«Таким образом, господствующим в Афинах был взгляд, принимавший войну, как печальную необходимость. Чтобы выступить с принципиальным осуждением войны и с требованием мира в категорической форме, – нужно было много гражданского мужества» (с. 189).
«Аристофан чувствует живейшее отвращение к военным и к военной форме, при одном виде которой он испытывает порыв к рвоте» (с. 190).
«Итак, война в популярном толковании Аристофана – это результат совместных усилий нескольких общественных групп, лично в ней заинтересованных: политиков, добивающихся власти в государстве, мелких карьеристов, промышленников, работающих на нужды армии, искателей приключений и, наконец, аферистов и преступников, желающих спрятать концы в воду или ловить рыбу в мутной воде» (с. 192).

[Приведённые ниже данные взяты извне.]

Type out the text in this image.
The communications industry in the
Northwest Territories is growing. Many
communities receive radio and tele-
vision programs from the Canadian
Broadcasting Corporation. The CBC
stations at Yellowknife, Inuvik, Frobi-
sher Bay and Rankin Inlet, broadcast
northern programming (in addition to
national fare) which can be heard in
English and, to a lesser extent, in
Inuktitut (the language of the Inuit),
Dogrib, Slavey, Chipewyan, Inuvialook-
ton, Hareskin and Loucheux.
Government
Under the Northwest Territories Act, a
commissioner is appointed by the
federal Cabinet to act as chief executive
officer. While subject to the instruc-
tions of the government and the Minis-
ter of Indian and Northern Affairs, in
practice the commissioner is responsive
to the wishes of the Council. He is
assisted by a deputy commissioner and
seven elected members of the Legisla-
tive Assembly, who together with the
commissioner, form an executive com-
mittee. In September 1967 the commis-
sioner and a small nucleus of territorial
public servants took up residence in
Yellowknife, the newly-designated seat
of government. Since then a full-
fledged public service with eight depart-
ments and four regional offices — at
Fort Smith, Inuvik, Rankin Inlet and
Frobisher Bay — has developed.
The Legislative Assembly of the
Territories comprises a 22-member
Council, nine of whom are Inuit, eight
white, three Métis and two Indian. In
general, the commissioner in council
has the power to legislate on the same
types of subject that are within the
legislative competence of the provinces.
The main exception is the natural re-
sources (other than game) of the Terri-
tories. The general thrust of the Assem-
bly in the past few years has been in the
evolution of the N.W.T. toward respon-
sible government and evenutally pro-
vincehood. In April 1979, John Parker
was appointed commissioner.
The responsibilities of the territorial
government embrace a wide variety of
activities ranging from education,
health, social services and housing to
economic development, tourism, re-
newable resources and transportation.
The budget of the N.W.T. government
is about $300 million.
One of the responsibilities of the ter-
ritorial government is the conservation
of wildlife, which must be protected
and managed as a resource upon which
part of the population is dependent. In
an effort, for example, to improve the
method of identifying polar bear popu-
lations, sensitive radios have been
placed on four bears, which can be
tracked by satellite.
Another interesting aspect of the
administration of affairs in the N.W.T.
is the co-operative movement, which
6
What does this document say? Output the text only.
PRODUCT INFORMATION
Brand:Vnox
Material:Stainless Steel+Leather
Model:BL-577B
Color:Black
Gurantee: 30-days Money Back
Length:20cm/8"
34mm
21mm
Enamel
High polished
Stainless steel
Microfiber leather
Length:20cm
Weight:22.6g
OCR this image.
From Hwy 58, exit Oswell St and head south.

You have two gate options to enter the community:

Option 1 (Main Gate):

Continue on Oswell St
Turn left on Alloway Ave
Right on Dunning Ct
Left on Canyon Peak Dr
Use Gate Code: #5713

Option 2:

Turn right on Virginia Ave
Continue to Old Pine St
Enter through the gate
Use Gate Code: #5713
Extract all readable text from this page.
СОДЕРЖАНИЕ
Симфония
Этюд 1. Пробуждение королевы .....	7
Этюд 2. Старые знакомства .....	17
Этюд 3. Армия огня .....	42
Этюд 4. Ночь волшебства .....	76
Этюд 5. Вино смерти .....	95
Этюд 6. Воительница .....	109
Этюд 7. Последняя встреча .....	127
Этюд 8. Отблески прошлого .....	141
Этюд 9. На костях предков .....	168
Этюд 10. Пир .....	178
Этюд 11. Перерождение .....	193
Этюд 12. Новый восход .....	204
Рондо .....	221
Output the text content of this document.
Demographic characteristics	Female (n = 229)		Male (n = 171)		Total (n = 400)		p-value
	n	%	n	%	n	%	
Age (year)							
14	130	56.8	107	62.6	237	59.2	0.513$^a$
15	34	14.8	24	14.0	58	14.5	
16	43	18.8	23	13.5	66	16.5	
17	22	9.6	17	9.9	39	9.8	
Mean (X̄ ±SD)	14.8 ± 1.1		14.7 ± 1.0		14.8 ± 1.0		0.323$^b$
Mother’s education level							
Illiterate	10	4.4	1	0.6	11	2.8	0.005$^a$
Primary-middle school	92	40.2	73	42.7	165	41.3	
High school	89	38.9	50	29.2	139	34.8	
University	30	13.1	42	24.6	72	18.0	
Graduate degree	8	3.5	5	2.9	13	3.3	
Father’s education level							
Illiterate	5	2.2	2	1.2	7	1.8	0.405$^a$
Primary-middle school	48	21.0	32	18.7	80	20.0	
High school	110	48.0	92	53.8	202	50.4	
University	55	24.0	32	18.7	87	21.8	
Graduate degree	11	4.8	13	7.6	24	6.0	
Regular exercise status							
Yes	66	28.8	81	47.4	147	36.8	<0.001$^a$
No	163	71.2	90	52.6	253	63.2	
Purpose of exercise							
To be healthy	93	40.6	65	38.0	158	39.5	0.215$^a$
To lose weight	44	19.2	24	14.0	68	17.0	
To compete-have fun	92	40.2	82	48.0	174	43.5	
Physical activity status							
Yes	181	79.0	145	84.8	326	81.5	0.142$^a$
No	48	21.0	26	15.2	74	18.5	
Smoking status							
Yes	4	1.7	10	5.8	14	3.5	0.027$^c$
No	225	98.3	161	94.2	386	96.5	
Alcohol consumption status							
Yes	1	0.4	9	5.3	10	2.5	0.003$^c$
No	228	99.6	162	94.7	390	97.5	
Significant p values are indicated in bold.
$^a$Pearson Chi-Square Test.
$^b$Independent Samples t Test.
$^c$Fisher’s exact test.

«Правительства обеих борющихся коалиций, как многократно указывал Фукидид, уверяли своих граждан, что борьба идет не только за правое дело, но также и за свободу и независимость. Несмотря на то, что деморализующее влияние войны для всех было очевидно, находились досужие моралисты, уверявшие, что война порождает в душе человека высокие чувства; не было недостатка и в продажных поэтах, высоким стилем воспевавших войну» (с. 195).
Любопытно, что когда Лурье принес свою статью Горькому, то тот не понял, что автор действительно пишет о Пелопонесской войне, и принял статью за антивоенный памфлет: «Алексей Максимович принял его (Лурье. –
Как должен был Бикерман отнестись к пацифистскому докладу Лурье?
О настроениях в семье можно судить по публицистике военного времени и мемуарам отца. Хотя Иосиф Бикерман и печатался в леворадикальном «Сыне Отечества», а позднее в эсдековском (с преобладанием бундовцев и меньшевиков) «Дне», он не состоял ни в одной из левых партий. Как он писал в своих мемуарах, «меня долго политический мирок помещал в категории "левее кадетов". Сущее недоразумение. Правое и левое меня никогда не интересовало; я однажды на публичном собрании сказал: правое и левое, это мудрость двухлетнего ребенка… Я хотя участвовал в левых газетах, но я им совершенно чужой человек, как левые мне чужие люди; они мне все-таки ближе, чем кадеты, желающие словесностью мир переделать, тогда как у эсеров средства, по крайней мере, с целью не расходятся; они требуют многое, но на многое и идти готовы»234
. В 1908 г. Иосиф Бикерман, не очень-то вписывающийся в работу партийно-ориентированной журналистики, основал совместно с С. В. Аникиным, как об этом шла речь выше, собственный двухнедельный журнал «Бодрое слово», но финансовые трудности и недостаточная популярность вынудили его в мае 1910 г. свое детище прикрыть. Еще до начала войны Иосифу Бикерману, подрабатывавшему в эсеровском еженедельнике «Сознательная Россия», из-за того, что «главари партии обосновались уже в Финляндии», пришлось заниматься редакционной работой. Как-то в еженедельник прислали заметку о строительстве нового военного судна. «Эта заметка почему-то считалась революционным разоблачением, – пишет Иосиф Бикерман. – Я в ней усмотрел разоблачение военных тайн и вычеркнул все, что могло служить указанием интересующимся. При первой встрече с главарями меня язвили: патриот!». В упреках эсеров был резон. Иосиф Бикерман был государственником. Его коробило от оголтелого ура-патриотизма, характерного для начального периода Великой войны, и, читая в газетах о том, что немецкие солдаты ходят без сапог, он считал подобные заявления «не только неприличным, но и опасным самообольщением»235. Его отношение к происходящему отчетливо сформулировано в статье «Все для России», напечатанной в августе 1915 г. в «Дне»: «Все для России было противопоставлено обычному тогда выражению все для войны. Не все для войны, а все для России, жившей тысячелетия до войны и долженствующей жить еще тысячелетия, говорилось в статье, вызванной думским блоком, только еще образовавшимся или находившимся в образовании. Для меня стало ясно, что за этим порывом патриотизма стоит, в конечном счете, жажда революции, а революцию во время войны я считал гибелью, концом. Военная цензура, конечно, эту статью искромсала, но основная мысль все-таки настолько просвечивала, что, когда я встретил в тот же день или на следующий день вечером одного из флигель-адъютантов Лутугина, инженера Родыгина, он меня спросил: “вы предлагаете заключить мир?” “Мир заключить в разгар войны невозможно, когда тебе захочется, и я, конечно, не это предлагал. Но я предлагал то, что ясно в заголовке статьи значилось: не зарываться, не помнить о победе, не порываться к революции, а о России в целом забывать”»236.